Inclusionary Housing: A High-End Housing Lottery
Below-market housing mandates result in a constrained market where more people will want discounted homes than developers can supply; some will receive large benefits, while others receive nothing.
By Thomas Davidoff, Ph.D., Goodman Report
Canada’s housing affordability crisis has two components: First, too many people are chasing too few homes, so rents and prices of existing housing stock have outstripped many Canadians’ ability to pay. Reducing immigration is an inadequate measure to restore balance in this market, so the simplest solution would be to build more homes – a natural job for the private sector.
However, the second issue complicates this fix: High land and construction costs have driven new-home prices beyond what many Canadian households can afford. A recent CMHC study I helped author shows that rents for new homes are typically 15% or more higher than for similar-sized older units in the same area. In isolation, market-rate new homes don’t solve the crisis—many households simply can’t afford them.
This problem has inspired some commentators to actually argue against housing development on the basis that the product is unaffordable – a flawed analysis on three counts. First, new homes, which are expensive when they come to market, age over time and become more affordable. Second, people occupying the new units either move from older homes, freeing up affordable options, or they choose new homes rather than competing with less affluent households for older stock. Canadians moving into new homes come from neighbourhoods with lower rents, and movers to more expensive neighbourhoods come from communities that are more affordable. Thus, as new homes become available, they trigger a chain of moves that yield vacancies in older buildings and less pricey areas. Studies in Germany, Finland, and the U.S. support this result. Third, market units are expensive because there are not enough of them. Further restricting supply will only make matters worse.
Still, as the federal government states in its new Build Canada Homes Market Sounding Guide: “For a large segment of the working population, students, seniors living on fixed income, the private market alone cannot provide affordable housing options.” The ultimate solution, then, still depends upon an expansion in the overall housing stock, but it also requires a transfer of resources to people in need, a function that demands the powers of government.

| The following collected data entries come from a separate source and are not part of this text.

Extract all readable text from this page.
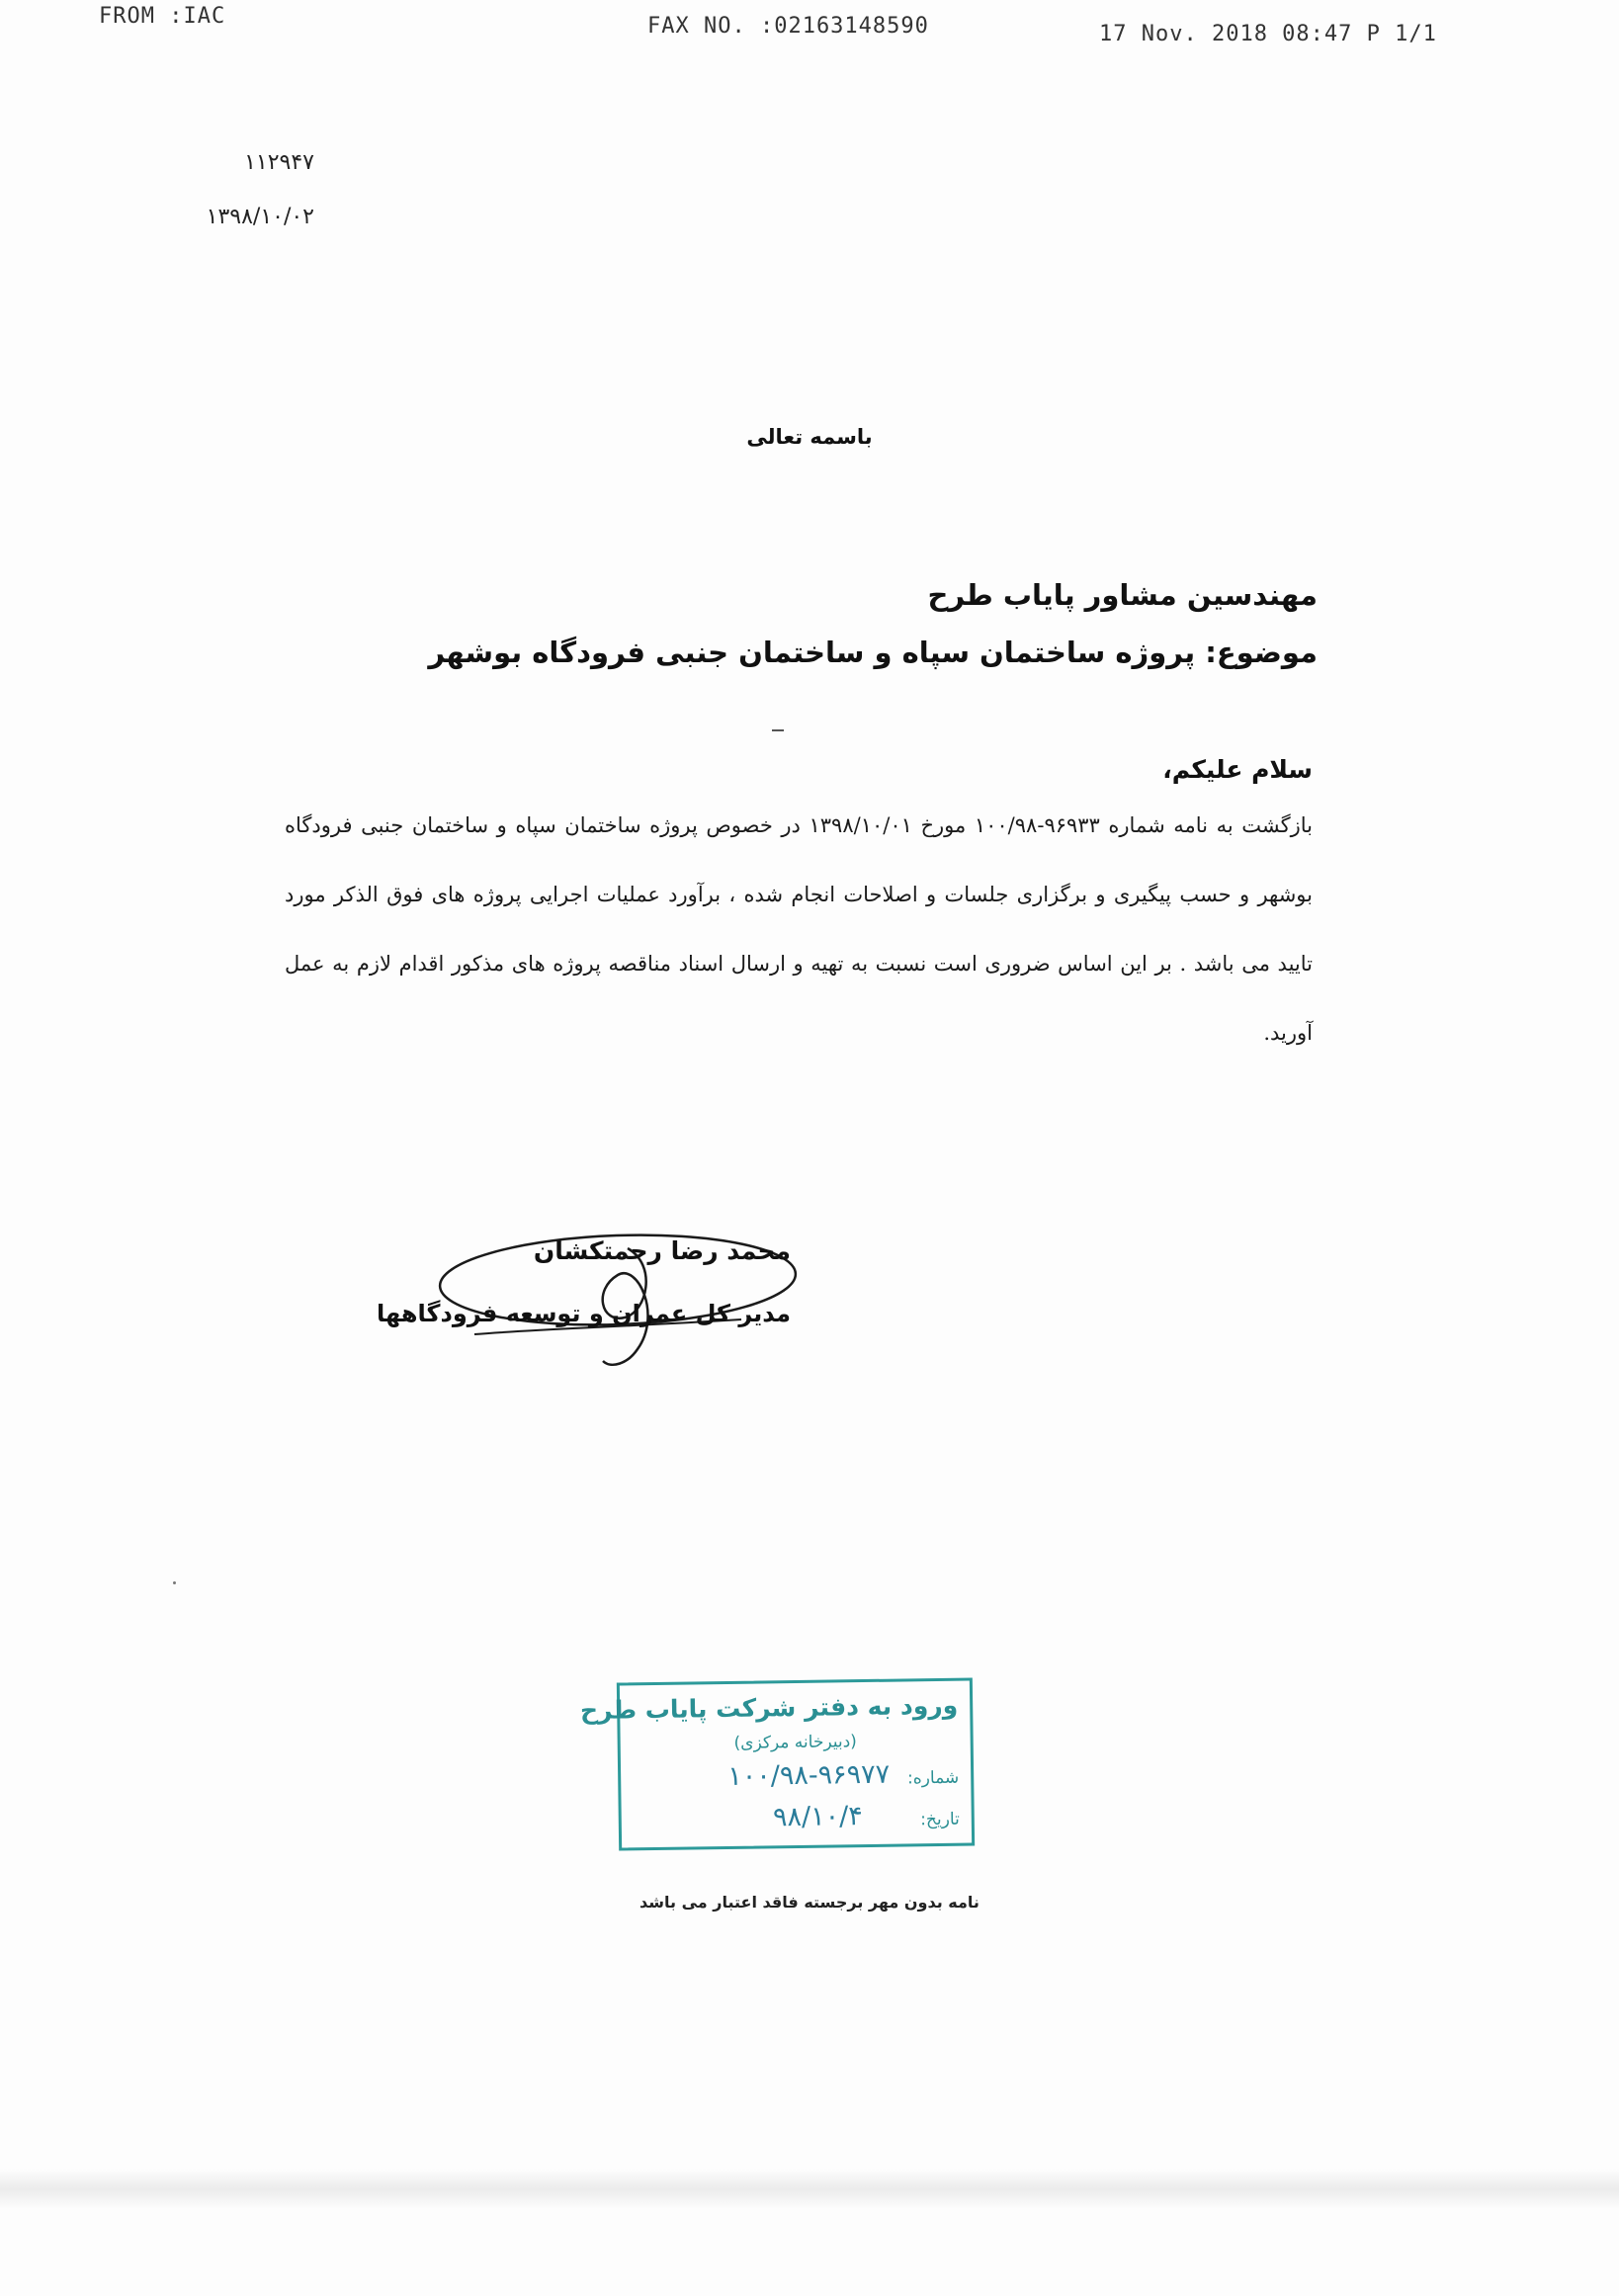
FROM :IAC	FAX NO. :02163148590	17 Nov. 2018 08:47 P 1/1
۱۱۲۹۴۷
۱۳۹۸/۱۰/۰۲
باسمه تعالی
مهندسین مشاور پایاب طرح
موضوع: پروژه ساختمان سپاه و ساختمان جنبی فرودگاه بوشهر
سلام علیکم،
بازگشت به نامه شماره ۹۶۹۳۳-۱۰۰/۹۸ مورخ ۱۳۹۸/۱۰/۰۱ در خصوص پروژه ساختمان سپاه و ساختمان جنبی فرودگاه بوشهر و حسب پیگیری و برگزاری جلسات و اصلاحات انجام شده ، برآورد عملیات اجرایی پروژه های فوق الذکر مورد تایید می باشد . بر این اساس ضروری است نسبت به تهیه و ارسال اسناد مناقصه پروژه های مذکور اقدام لازم به عمل آورید.
محمد رضا رحمتکشان
مدیر کل عمران و توسعه فرودگاهها
ورود به دفتر شرکت پایاب طرح
(دبیرخانه مرکزی)
شماره:
۱۰۰/۹۸-۹۶۹۷۷
تاریخ:
۹۸/۱۰/۴
نامه بدون مهر برجسته فاقد اعتبار می باشد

Even so, there are different strategies for transferring resources, from forcing or incentivizing developers to provide homes at below-market rates to providing direct cash transfers. The first strategy is suspect. It rests, first, on a notion that the development industry is so profitable that there is an excess that government can claw back in the form of low-cost housing; if this was ever true (and developers will contest it) the situation has changed dramatically. As well, a “fundamental theorem” of economics tells us that if society is worried that real estate investment is too profitable, it is better to simply charge builders or investors money for the right to do business and let government figure out the best way to use that money to help households in need.
Yet governments at every level have imposed demands or incentives for developers to absorb the housing challenge, such as by having to price certain units below market rents. In Vancouver, for example, several upzoning initiatives, such as the Broadway Plan, allow more density only if the developer offers 20% of housing units at below-market rents. This option is frequently inefficient and often unfair. It also puts developers in charge of implementing a public policy goal for which they are neither trained nor accountable.
In some regards, asking developers to build and manage below-market housing also gives them control over what amounts to a high-end housing lottery. In a constrained market, more people will want discounted homes than developers can supply, so some of those people will receive large benefits, while others receive nothing. That is a needlessly unfair allocation of resources. Worse, landlords who are put in charge of selecting tenants have incentives to choose households that least need assistance: self-interest dictates that landlords choose beneficiaries who have the greatest capacity to pay rent on time. Evidence from the U.S. shows that landlords in white neighbourhoods shy away from offering discounted units to Black applicants.
Developers also have an incentive to make affordable units artificially unattractive. If these homes are oversubscribed, then it makes sense to make them as small as allowable and to put them in the least desirable parts of new buildings.
Consider another example: The federal government, through CMHC, currently offers low-interest loans for qualifying projects with below-market housing. Alternatively, CMHC could raise interest rates while eliminating affordability mandates. If the loan subsidy equates to a $200,000 rent discount, CMHC could increase interest payments by that same amount. This new revenue could then be used by the government to fund social needs more broadly and equitably, instead of the benefit being concentrated among a privileged few recipients selected by the developer.
The households receiving the benefit of below-market housing would likely be better off with cash benefits than discounts on brand new housing units. Households in need typically do not choose luxuries; they use any increased income to cover necessities. But new homes are a luxury, so a household in need that receives $500 per month might spend some of it on improved housing, but would likely direct most of the benefit to better food, transportation, or childcare. The household might be better off with less money, but with no restriction that the funds go to new housing.
The record suggests that imposing affordability and design requirements on the development community will lead to fewer homes being built, not more, and will contribute to inequities and market distortions. The question remains as to what government can do to increase housing supply, but imposing that duty solely on the development community clearly has contrary effects.
Thomas Davidoff, PH.D., is an Associate Professor in Strategy and Business Economics and Director of the UBC Centre for Urban Economics and Real Estate, at Sauder School of Business, University of British Columbia.